Saturday, September 13, 2025

Deadline is visible beyond the smoke 2002

Deadline is visible beyond the smoke 2002

At the end of 2002, the provisional period of the Law Concerning Special Measures against Dioxins came to an end. However, approximately 70% of incinerators in Japan are not expected to meet the standards, and the situation on the ground is worrisome. Business operators unable to renew their facilities are looking at changing their business or withdrawing from the market, and the cost of treating liquid waste that has nowhere to go may jump. The regulatory clock is ticking, but equipment and funds are not keeping pace. The sound of cracks in the spine of society can be faintly heard.

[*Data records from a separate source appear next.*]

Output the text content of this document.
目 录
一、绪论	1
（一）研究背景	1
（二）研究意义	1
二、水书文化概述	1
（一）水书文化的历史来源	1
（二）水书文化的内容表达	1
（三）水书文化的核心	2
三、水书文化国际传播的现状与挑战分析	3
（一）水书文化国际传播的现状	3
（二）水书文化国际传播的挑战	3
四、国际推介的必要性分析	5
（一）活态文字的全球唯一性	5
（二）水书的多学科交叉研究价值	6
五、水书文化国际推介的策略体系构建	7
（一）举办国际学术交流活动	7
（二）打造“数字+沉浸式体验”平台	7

In the background is the economic downturn. While investment decisions are slowing down, the system is not waiting for us. Amendments to the Waste Disposal and Public Cleansing Law make manifests mandatory for all industrial waste, individual recycling laws are expanding, and the Dioxin Law is forcing a redesign of incineration itself. Municipalities, preoccupied with the tightening situation at final disposal sites, rushed to expand the area and systematically improve it. The responsibility for preventing illegal dumping also falls heavily on the shoulders of waste generators.

Regulations are not only aimed at the atmosphere. Water standards will also be strengthened. The number of facilities subject to the regulation has been added, and dioxin emissions have been set at 10 pg-TEQ per liter, a figure from which there is no escape. Looking at both smoke and water. This has become the new norm.

The short-term prescription is clear. Complete combustion at high temperature, sufficient residence time, and rapid cooling. Combination of activated carbon spraying and fabric filters, catalytic decomposition. Fly ash should be contained by chemical treatment or melting. Refining existing furnaces as much as possible. In the mid- to long-term, strengthen recycling, expand the area, and reduce dependence on incineration by consolidating facilities and increasing efficiency. We have no choice but to proceed in a two-step approach.

Are stricter regulations a burden? Or is it a signal for a shift? The shadow of failure to meet the standards is heavy. But if we change the way we burn, the way we collect, and the way we rearrange regional flows, we can simultaneously reduce environmental impact and costs. 2002 was a year that challenged not only the color of the smoke, but also the hand of industry and self-governance.